See my comment below .. the sad reality is those RNC sympathies along with his ultra conservative Evangelical leanings are completely relevant to the man’s career … both being unassailable walls to both creativity and art in anyones vocation/avocation .
yes, but, Wichita Lineman – an existential masterpiece; who else could sing that song this well.
It reminds me how little classic stuff is coming out these days
Great post, enjoyed it. Thanks.
While being perfectly Brian Wilson it also evokes flavours of both Bacharach and Bond music, making it absolutely of that time, but also timeless for many of us.
Thanks for the post. It’s a wonderful appreciation, and worthy of the man and his talents.
Thank you for this excellent writing of a song I have treasured since I heard it for the first time in the 1990´s. Totally agree.
Am I right in thinking Glen Campbell sang uncredited on the Crickets’ hit, Don’t Ever Change? I’m sure I read this somewhere some time ago and it certainly sounded like him when I checked it out as it did this morning when I listened again!
What all the tributes and eulogies miss out on was Glen’s extraordinary session musician career before he became a pop/country star . Suffice it to say the man swung a mighty fine guitar himself before seeking celebrity . As for me .. Wichita Lineman will always be the pinnacle of Glen’s pop/country career and .. its a damn shame in my opinion that later in life Glen didn’t take a Johnny Cash w/ Rick Rubin like detour from the pop/Nashville sound to return to his guitar slinging roots instead of continuing to waste time and effort trying to regain Nashville’s favor long after they’d abandoned him completely . Hmm .. Glen Campbell and Daniel Lanois … now that would of been a paring . Hmm … hate to say it but perhaps it was his RNC sympathies along with his ultra conservative Evangelical leanings ..( neither of which ever benefitted any artistic endeavor ) that kept the man shackled … Oh well .
Wow.

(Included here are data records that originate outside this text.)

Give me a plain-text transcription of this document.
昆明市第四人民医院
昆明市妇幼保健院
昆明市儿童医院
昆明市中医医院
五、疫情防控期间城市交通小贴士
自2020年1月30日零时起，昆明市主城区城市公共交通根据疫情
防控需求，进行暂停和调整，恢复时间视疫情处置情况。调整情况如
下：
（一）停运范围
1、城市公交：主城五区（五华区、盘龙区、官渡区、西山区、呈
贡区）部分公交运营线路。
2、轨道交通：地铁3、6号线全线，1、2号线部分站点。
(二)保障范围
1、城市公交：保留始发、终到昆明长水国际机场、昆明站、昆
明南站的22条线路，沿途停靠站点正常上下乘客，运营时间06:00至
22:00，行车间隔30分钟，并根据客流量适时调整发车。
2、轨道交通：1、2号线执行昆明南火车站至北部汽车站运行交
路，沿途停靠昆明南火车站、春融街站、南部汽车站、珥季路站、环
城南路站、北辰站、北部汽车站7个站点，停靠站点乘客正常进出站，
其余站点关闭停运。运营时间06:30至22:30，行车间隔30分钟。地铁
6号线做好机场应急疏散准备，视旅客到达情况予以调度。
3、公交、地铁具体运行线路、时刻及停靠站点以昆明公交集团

I had never heard that, and that is one great melody line and singing performance. As great as it is, I can see why it might not have been a hit, it’s not a simple singable melody–but again, wow!
If you’re going to start diminishing the art because of the unsavoury sympathies and behaviour traits there’s a pretty long list of 20th century immortals you’re going to have to take down too. Campbell’s politics don’t impact one iota on the greatness of those songs. One thing that still needs stating is that the rock literati didn’t give a fig for those great Jim Webb songs at the time. They were dismissed as pop pap. The rock literati were as usual wrong. The eulogising of Wichita Lineman etc was a slow fuse burning. It took 20 years or more for those great songs to be lauded. Lovely piece of writing Richard. I’d just like to add a word of praise for Where’s The Playground Susie, because no one else has. Another great yearning interpretation of a great yearning song.
Spot on about the dismissal of Wichita Lineman, when it was released it was not considered worthy of serious critical appreciation. It would have been categorised as MOR if such a thing existed in 1969.
Btw on the strength of Campbell’s interpretation I bought his next single unheard, predecessor to Susie, the wonderful Galveston
sorry you guys never got to do a session with Glenn…he made it fun and a half, couldn’t read more than chord changes but made the music happen by take 2, and had a left hand on him the likes of which i’ve never seen before or since. last time i played with him was at John Hartford’s house outside N’ville in 1998; Glenn played his ass off. RIP my friend.
Another lovely piece, Richard. Like some of the other contributors, I did appreciate those Jimmy Webb songs but my hair was too long and the money went on Beefheart and Jefferson Airplane albums.
Thanks Richard. A fantastic post of a sadly little known pop gem in a career of many gems. Thanks for honouring it with your post.
I only discovered this song about a year ago and was posting enthusiastically about it. It’s as good as anything on Pet Sounds or Smile, a masterpiece of 60s pop. And it wasn’t even a hit!